GoodData.AI
- Type: Private startup
- Industry: Computer software
- Founded: 2007
- Founder: Roman Staněk
- Headquarters: San Francisco, U.S.
- Number of employees: 280 (March 2024)
- Website: www.gooddata.ai

= GoodData.AI =

US-based BI & analytics company

GoodData.AI is a software company headquartered in San Francisco, California, in the U.S., with additional offices in Europe and Asia.

==History==
GoodData was founded in 2007 by Czech entrepreneur Roman Staněk. Stanek had previously founded and served as CEO at NetBeans, which was acquired by Sun Microsystems in 1999, as well as Systinet Corporation, which was acquired by Hewlett Packard in 2006.

The company was founded in April 2007 as "Good Data Corporation" in Cambridge, Massachusetts.
It received investment in July 2008 from Tim O'Reilly, Esther Dyson, and private equity firm Windcrest Partners for a total sum of $2 million.

In 2009, the company received funding from Andreessen Horowitz, O'Reilly AlphaTech Ventures, General Catalyst Partners, and Windcrest Partners across two rounds totaling $5 million.

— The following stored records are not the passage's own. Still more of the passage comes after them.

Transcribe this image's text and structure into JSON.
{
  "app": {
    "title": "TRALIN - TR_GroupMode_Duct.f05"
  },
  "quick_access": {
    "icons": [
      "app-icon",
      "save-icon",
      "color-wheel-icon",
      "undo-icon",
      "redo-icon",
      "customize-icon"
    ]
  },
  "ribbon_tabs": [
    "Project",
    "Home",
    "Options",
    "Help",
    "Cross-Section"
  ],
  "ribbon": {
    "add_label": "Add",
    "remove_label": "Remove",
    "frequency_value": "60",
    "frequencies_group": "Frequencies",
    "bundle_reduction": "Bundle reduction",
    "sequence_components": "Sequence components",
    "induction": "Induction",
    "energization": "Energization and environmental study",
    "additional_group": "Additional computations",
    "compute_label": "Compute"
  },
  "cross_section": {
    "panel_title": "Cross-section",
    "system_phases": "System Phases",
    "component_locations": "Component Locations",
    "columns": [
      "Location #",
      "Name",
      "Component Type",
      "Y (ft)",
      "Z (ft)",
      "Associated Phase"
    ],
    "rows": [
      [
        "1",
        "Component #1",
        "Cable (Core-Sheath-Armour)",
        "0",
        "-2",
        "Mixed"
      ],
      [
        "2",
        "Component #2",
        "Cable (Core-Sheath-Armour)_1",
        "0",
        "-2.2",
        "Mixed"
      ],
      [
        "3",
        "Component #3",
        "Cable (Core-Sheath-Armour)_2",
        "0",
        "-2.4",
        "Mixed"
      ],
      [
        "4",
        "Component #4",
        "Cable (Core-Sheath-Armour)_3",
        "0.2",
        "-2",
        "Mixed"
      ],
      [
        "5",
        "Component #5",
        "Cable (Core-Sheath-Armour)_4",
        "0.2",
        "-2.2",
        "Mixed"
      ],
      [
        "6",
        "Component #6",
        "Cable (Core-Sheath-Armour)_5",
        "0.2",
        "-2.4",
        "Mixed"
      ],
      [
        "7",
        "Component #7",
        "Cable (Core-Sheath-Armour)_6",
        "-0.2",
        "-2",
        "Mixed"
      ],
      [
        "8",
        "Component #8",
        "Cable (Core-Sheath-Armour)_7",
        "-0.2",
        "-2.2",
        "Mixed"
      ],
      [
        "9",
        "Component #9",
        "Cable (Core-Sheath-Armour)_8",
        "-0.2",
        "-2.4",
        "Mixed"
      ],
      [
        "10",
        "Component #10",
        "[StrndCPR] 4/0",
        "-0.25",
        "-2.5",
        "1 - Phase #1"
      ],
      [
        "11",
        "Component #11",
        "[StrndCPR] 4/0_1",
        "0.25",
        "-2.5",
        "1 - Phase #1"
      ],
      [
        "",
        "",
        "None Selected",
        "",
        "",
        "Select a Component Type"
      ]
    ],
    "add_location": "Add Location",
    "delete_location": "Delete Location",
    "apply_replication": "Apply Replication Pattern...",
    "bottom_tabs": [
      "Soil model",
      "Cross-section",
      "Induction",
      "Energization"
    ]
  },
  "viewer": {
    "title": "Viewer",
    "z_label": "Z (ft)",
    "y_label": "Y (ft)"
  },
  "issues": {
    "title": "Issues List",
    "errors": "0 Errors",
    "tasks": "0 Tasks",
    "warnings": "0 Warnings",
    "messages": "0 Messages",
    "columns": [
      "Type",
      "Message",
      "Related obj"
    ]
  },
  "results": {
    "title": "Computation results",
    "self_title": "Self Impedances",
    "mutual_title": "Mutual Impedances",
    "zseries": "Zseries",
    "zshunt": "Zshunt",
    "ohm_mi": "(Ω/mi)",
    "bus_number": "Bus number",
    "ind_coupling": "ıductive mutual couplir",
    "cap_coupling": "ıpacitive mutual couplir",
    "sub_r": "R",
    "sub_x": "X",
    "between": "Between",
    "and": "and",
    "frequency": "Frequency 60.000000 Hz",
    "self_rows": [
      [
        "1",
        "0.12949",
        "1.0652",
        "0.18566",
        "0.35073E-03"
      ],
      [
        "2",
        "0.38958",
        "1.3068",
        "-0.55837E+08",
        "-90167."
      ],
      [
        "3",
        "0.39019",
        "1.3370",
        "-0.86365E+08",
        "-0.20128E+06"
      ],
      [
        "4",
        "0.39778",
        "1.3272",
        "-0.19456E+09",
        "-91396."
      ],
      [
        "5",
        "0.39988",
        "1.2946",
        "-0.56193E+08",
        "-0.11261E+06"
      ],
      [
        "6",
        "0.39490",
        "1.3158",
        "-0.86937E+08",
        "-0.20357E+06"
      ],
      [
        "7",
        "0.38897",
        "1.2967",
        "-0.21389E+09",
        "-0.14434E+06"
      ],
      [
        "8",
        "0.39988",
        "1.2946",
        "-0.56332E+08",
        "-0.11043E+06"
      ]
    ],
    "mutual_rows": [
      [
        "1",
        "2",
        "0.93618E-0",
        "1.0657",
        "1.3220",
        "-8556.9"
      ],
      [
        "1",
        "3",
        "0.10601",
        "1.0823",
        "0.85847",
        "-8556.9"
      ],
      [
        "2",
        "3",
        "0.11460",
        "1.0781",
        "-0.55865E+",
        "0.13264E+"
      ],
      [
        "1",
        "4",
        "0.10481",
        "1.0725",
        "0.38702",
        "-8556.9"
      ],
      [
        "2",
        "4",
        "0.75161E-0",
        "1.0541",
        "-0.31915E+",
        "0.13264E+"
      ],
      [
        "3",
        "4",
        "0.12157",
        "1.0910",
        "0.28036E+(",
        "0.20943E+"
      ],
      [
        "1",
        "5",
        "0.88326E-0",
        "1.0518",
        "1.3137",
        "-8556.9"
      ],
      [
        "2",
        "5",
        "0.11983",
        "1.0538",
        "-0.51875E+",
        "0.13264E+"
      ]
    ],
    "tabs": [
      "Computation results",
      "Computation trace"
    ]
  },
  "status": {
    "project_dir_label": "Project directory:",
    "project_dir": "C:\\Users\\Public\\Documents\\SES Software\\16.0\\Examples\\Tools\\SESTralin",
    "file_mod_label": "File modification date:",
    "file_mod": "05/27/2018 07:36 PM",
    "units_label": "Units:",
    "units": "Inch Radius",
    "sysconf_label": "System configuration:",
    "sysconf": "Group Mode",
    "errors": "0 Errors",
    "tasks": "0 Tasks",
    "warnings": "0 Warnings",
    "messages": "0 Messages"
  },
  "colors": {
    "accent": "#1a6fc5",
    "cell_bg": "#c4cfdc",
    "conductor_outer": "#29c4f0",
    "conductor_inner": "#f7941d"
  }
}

Funding continued with in 2010, 2011, 2012, and in late 2012, bringing its capital raised to $53.5 million. The company announced $22 million in funding led by TOTVS Ventures in 2013.

In 2019, GoodData announced a partnership with Amazon, and the integration with Amazon Redshift data warehouse solution.

On May 20, 2020, GoodData and Visa Inc. announced an investment and strategic partnership.

In June 2021, GoodData launched a new integration in partnership with Snowflake Inc.